The call within the call came to her on September 10, 1946 when she was travelling by train to Darjeeling from Calcutta for her annual retreat. She said, “I was to leave the convent and help the poor while living among them. It was an order. To fail would have been to break the faith.”
She did not break the faith. Nor did she fail. She received permission from the Vatican to start the Missionaries of Charities. Her mission was to serve “the hungry, the naked, the homeless, the crippled, the blind, the lepers, all those people who feel unwanted, unloved, uncared for throughout society, people that have become a burden to the society and are shunned by everyone.”

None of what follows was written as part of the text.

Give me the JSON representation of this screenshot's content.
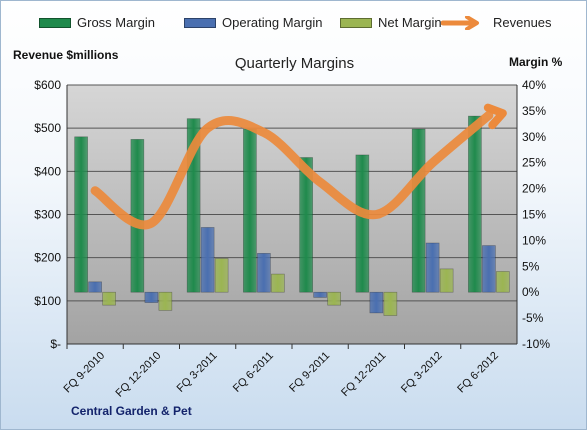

What began as a small group of 13 nuns in 1950 had, at the time of her death 47 years later, expanded to a massive religious institution with more than 4,000 sisters in over 500 missions worldwide operating orphanages, AIDS hospices and charity centres worldwide, and caring for refugees, the blind, disabled, aged, alcoholics, the poor and homeless, and victims of floods, epidemics, and famine. In 1979, she was awarded the Nobel Peace Prize, “for work undertaken in the struggle to overcome poverty and distress, which also constitutes a threat to peace.”

Whatever her detractors may say, Mother Teresa was a saint in life. The wretched thousands, the unwanted, unloved, uncared who passed through her door will vouch for that. As for the two miracles needed to make her a saint in death, it hardly matters whether the miracles were genuine or were a charade. Mother Teresa needed no external miracles to prove her saintly credentials. That was the stuff for wandering fakirs to demonstrate. The moving spirit that inspired her and drove her to dedicate her life to the welfare of the misérables of humanity the world shunned was the only miracle that was required. The miracle lay in her. Mother Teresa was the miracle.